Pour Léa Salord, c’est aussi le principe d’obligation qui dérange. “Bien sûr qu’on peut faire des consultations avancées dans des zones reculées, on est là pour offrir du soin à la population, mais il faut que ce soit sur la base du volontariat, et je suis sûre que beaucoup d’internes seront volontaires. Il ne faut pas obliger les internes à pallier des problèmes qui datent de trente ans.” Léa Cesari est quant à elle plus critique. “Cette année, on dit deux jours par mois, mais l’année prochaine, ce sera quoi ? Trois jours, et ensuite une semaine ? Si c’est bien discuté, je ne suis pas contre, mais il faut voir les conditions, si on doit investir nous-mêmes dans le matériel sur place, et aussi le temps de trajet. Il faut que ce soit cadré.”

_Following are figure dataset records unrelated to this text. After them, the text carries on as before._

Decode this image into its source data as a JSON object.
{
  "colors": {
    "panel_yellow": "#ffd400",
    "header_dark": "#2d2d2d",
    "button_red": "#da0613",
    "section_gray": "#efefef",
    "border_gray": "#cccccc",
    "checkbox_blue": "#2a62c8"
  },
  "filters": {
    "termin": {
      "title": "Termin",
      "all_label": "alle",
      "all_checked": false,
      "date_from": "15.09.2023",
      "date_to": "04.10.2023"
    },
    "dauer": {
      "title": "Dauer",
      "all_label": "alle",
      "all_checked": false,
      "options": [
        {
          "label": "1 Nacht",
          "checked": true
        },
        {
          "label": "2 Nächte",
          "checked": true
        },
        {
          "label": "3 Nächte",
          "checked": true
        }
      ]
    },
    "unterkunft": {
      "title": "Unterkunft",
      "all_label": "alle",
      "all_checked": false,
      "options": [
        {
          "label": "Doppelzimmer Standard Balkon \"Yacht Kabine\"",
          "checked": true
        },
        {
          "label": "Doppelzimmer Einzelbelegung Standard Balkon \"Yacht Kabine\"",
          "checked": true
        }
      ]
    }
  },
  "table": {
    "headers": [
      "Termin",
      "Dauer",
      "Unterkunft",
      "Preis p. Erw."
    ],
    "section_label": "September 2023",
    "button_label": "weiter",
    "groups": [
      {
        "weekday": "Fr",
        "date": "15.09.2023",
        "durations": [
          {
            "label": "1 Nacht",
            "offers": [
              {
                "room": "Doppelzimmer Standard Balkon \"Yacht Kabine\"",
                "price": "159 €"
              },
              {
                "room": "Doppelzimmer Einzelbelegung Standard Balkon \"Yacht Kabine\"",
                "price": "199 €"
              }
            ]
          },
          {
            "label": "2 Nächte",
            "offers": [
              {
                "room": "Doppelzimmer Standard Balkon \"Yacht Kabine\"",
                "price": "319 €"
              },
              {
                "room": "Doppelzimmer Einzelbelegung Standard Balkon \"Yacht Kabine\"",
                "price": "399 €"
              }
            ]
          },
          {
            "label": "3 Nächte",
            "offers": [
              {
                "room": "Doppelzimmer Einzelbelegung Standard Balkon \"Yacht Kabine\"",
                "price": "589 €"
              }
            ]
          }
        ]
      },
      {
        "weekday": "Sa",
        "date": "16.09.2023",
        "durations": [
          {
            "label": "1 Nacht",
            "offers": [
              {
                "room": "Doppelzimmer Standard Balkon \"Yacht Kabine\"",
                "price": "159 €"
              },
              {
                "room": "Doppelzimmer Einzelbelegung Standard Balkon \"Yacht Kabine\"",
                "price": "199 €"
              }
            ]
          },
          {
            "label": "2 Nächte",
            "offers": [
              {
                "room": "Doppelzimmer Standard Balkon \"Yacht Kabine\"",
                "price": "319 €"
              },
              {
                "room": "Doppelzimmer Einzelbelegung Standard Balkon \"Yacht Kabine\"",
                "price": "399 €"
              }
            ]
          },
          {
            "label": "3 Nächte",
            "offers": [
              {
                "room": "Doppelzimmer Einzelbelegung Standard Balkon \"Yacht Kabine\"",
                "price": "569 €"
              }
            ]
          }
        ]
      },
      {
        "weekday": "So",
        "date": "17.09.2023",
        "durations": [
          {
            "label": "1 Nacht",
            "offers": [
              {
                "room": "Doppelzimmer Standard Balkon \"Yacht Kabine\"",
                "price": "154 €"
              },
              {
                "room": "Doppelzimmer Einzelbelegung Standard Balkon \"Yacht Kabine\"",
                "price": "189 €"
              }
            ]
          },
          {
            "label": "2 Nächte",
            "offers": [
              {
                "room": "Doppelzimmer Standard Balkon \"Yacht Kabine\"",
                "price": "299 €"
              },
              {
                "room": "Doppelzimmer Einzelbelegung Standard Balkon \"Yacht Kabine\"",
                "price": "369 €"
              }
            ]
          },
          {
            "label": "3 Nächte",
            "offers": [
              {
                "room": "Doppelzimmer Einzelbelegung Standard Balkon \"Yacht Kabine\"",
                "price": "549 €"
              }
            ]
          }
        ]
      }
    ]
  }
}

Une réforme du remplacement qui inquiète
Autre point abordé lors de la manifestation : le principe de remplacement. “Il y a également dans cette loi une interdiction de faire plus de quatre ans de remplacement pour les jeunes médecins”, explique Xavier Pieri, médecin libéral. “Si je veux prendre une semaine de vacances et que je n'arrive pas à trouver de remplaçant, je suis obligé de fermer mon cabinet. On ne résout pas le problème, on le déplace.” Léa Cesari détaille cette proposition présente dans la loi : “Aujourd’hui, on est autorisé à être médecin remplaçant même si on n'a pas encore fini notre internat, ce qui permet une continuité des soins. Pour les médecins généralistes, c'est à partir d’un an et demi, et pour les spécialistes, c'est à partir de la troisième année. Mais maintenant, ils veulent attendre le docteur junior, c'est-à-dire la quatrième année, avant de pouvoir effectuer des remplacements. Je trouve ça dommage, parce que ça fera des internes en moins pour remplacer les médecins qui partent en vacances, par exemple.”
Pour Xavier Pieri, il est avant tout nécessaire de former plus de médecins. “Il n’y a pas assez de médecins formés en France actuellement. Il faudrait ouvrir un petit peu ce numerus clausus pour former plus de médecins, d’autant plus que la population générale vieillit avec de plus en plus de pathologies, et donc un besoin de soins.”
Tous craignent maintenant que cette loi, si elle est adoptée, fasse fuir les jeunes étudiants voulant s’orienter en médecine. “On tire sur la corde, et certains vont peut-être aller dans d’autres pays, comme la Suisse, où ça se passe différemment, parce qu’ils ne se sentent pas soutenus”, indique Christian Raffalli. “On étudie pendant dix ans sur le continent, loin de notre famille, pour ne pas pouvoir revenir dans notre région à la fin, et forcément ça peut décourager les plus jeunes”, précise Léa Cesari. Xavier Pieri conclut : “Comment voulez-vous attirer des jeunes collégiens, des jeunes lycéens dans cette filière qui est longue et difficile ? On veut soigner l'ensemble de la population, et en particulier nos aînés qui ont le plus besoin de nous, mais pour ça il faut les inciter. Pour inciter les jeunes à découvrir ce métier formidable, il ne faut surtout pas les contraindre. Les internes ont déjà un poids énorme, il ne faut pas leur en rajouter.”